-->
Cari Berita

Breaking News

Dugaan Dirut PT WR Jual Lahan: Gubernur Mirza Diminta Turun Tangan

Dibaca : 0
 
INILAMPUNG
Sabtu, 13 September 2025

Gambar ini diduga saat penyerahan surat jual beli lahan yang diaku milik PT WR kepada dua warga Rejomulyo, Pasir Sakti, Lamtim. (ist/inilampung)


INILAMPUNGCOM - Terungkapnya foto yang diduga saat kesepakatan penjualan lahan seluas 97 hektare di Desa Rejomulyo, Kecamatan Pasir Sakti, Kabupaten Lampung Timur, yang diaku sebagai milik PT Wahana Raharja (WR) oleh Dirut PT Jevri Afrizal kepada Muhamad Sudirman alias Sudi dan Fatah Roni alias Geger, menjawab semua rumor yang berkembang pada BUMD milik Pemprov Lampung itu.

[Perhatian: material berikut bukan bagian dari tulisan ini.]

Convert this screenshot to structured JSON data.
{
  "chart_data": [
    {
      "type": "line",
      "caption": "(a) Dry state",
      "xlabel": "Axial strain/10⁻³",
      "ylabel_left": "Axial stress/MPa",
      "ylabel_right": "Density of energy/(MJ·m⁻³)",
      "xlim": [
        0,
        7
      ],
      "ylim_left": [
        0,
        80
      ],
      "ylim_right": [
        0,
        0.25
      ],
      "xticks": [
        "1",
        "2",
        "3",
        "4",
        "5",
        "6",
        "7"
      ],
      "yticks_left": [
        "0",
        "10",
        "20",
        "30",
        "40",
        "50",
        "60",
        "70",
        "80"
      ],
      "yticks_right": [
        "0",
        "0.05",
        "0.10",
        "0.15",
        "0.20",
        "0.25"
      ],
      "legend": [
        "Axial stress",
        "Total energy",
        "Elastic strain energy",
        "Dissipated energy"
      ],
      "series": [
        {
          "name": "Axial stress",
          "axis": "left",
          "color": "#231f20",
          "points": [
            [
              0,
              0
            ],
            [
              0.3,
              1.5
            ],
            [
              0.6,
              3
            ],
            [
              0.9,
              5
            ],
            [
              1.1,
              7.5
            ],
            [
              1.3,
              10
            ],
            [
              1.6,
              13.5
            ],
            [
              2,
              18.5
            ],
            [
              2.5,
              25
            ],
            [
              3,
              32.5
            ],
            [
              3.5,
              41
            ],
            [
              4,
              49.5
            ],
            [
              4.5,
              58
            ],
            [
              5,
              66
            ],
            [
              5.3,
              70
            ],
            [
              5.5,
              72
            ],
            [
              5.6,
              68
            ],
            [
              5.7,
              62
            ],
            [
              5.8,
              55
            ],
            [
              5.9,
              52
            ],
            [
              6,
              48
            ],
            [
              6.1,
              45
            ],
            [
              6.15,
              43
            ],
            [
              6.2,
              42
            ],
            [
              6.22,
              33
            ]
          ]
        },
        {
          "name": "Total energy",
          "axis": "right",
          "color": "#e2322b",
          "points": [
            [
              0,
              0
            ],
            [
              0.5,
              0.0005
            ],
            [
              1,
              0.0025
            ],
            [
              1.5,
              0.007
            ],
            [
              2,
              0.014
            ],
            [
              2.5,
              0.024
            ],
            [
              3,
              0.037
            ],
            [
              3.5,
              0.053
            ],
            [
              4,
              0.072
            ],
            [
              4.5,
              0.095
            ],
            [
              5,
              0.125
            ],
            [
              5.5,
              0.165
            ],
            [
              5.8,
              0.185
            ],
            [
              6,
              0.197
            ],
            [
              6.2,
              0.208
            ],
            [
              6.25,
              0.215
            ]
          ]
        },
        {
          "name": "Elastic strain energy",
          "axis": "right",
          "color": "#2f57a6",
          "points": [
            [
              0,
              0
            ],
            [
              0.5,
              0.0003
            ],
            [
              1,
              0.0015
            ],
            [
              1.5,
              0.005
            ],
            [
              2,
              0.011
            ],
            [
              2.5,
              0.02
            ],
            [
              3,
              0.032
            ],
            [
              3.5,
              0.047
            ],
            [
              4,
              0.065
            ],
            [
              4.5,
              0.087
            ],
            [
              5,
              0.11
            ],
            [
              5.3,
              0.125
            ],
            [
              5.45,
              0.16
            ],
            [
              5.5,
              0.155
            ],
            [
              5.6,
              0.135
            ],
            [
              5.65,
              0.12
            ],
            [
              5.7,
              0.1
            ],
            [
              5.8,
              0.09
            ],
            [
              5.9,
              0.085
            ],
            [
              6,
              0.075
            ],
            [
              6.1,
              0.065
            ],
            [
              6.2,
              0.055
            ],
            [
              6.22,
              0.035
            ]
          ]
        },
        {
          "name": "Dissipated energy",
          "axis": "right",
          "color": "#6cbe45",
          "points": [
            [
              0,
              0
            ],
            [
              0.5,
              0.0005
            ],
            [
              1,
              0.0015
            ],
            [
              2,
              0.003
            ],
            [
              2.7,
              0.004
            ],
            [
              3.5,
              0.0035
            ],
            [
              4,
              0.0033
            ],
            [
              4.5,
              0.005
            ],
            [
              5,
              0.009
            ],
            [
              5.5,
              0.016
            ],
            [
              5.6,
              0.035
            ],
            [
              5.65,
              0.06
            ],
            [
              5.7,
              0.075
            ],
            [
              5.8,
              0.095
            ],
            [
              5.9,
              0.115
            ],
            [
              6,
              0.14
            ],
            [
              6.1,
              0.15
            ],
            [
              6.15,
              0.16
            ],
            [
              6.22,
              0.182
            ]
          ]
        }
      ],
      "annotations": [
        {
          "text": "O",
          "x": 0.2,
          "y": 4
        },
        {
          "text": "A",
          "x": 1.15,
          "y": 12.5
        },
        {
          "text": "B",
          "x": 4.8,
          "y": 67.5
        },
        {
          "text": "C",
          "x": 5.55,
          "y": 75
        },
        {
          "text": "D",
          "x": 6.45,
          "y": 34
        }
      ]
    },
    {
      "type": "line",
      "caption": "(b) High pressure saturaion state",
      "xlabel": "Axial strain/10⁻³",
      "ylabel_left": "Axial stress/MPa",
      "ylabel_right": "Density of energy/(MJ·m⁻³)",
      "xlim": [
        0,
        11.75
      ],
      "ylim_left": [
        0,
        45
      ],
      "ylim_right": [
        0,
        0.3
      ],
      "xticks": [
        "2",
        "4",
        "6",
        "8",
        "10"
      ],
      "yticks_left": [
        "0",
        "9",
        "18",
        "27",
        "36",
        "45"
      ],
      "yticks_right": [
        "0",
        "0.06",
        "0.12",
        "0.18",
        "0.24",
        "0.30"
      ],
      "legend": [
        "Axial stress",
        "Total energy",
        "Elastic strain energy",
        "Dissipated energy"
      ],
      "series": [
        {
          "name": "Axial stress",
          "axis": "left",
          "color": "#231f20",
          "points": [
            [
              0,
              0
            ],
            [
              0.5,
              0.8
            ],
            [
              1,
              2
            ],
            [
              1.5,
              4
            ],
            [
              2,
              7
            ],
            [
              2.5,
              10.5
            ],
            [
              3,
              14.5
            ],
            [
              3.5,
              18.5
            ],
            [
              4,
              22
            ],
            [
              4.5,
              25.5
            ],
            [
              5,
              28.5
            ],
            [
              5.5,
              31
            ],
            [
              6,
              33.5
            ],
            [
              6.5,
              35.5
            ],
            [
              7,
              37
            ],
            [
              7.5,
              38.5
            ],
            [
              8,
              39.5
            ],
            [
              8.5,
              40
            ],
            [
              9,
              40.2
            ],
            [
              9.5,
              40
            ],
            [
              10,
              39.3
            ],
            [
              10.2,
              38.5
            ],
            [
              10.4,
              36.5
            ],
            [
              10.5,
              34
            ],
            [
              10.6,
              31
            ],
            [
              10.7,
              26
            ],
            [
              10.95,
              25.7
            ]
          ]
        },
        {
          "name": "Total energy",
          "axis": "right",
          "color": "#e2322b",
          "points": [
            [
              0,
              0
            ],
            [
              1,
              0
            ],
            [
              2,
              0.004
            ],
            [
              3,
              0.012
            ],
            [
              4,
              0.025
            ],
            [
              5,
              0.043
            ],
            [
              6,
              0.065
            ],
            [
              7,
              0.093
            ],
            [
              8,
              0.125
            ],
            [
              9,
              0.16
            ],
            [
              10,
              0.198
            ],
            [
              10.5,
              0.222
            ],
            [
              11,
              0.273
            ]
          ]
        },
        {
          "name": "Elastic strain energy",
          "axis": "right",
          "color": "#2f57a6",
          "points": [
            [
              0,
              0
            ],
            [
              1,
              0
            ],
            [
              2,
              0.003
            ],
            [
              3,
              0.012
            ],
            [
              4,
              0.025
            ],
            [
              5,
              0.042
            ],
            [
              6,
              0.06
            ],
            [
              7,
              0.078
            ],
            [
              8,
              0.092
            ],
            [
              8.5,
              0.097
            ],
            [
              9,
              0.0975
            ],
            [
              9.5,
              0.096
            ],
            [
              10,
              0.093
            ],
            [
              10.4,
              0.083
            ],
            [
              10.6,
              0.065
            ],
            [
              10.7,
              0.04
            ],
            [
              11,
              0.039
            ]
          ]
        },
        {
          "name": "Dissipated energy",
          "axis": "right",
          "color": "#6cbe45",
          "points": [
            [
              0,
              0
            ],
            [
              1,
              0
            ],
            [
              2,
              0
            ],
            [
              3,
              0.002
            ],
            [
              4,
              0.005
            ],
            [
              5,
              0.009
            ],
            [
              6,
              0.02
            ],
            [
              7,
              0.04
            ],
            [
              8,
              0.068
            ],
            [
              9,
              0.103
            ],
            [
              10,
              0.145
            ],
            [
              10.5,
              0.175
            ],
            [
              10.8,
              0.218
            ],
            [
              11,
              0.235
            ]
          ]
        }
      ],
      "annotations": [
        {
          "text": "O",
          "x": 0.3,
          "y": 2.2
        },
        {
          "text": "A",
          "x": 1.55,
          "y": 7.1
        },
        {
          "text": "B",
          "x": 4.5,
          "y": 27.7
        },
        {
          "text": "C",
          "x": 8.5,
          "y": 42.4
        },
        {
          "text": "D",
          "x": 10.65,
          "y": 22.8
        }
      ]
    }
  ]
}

“Seharusnya, sejak persoalan PT WR ini naik kepermukaan beberapa bulan silam, Pemprov Lampung mengambil langkah-langkah. Tapi sekarang, dengan terungkapnya dugaan penjualan lahan yang diaku milik BUMD itu, Gubernur Mirza harus turun tangan langsung. Ini persoalan BUMD milik Pemprov Lampung, dan Gubernur wajib mempertanggungjawabkannya,” kata pengamat politik pemerintahan dari PUSKAP Wilayah Lampung, Gunawan Handoko, Sabtu (13/9/2025) siang.


Ditambahkan, selama ini PT WR sama sekali tidak memberi kontribusi nyata bagi PAD. Justru yang terjadi membebani keuangan Pemprov Lampung.


“Indikasi hilangnya aset PT WR selama ini menunjukkan jika direksi di BUMD itu memang bermasalah. Karenanya harus ada efek jera. Jika senyatanya melanggar ketentuan hukum, ya laporkan ke APH. Disini Gubernur Mirza dituntut ketegasannya. Berani apa tidak ia menegakkan aturan atas hal-hal yang merongrong aset milik pemprov,” lanjut Gunawan Handoko.


Diberitakan sebelumnya, sejak beberapa bulan silam kabar adanya penjualan lahan seluas 97 hektare yang diaku milik PT WR di Desa Rejomulyo, Pasir Sakti, Lampung Timur, telah menjadi perbincangan publik. Lahan itu dijual seharga Rp 3 miliar dan baru dipanjar oleh Sudi sebanyak Rp 900 juta.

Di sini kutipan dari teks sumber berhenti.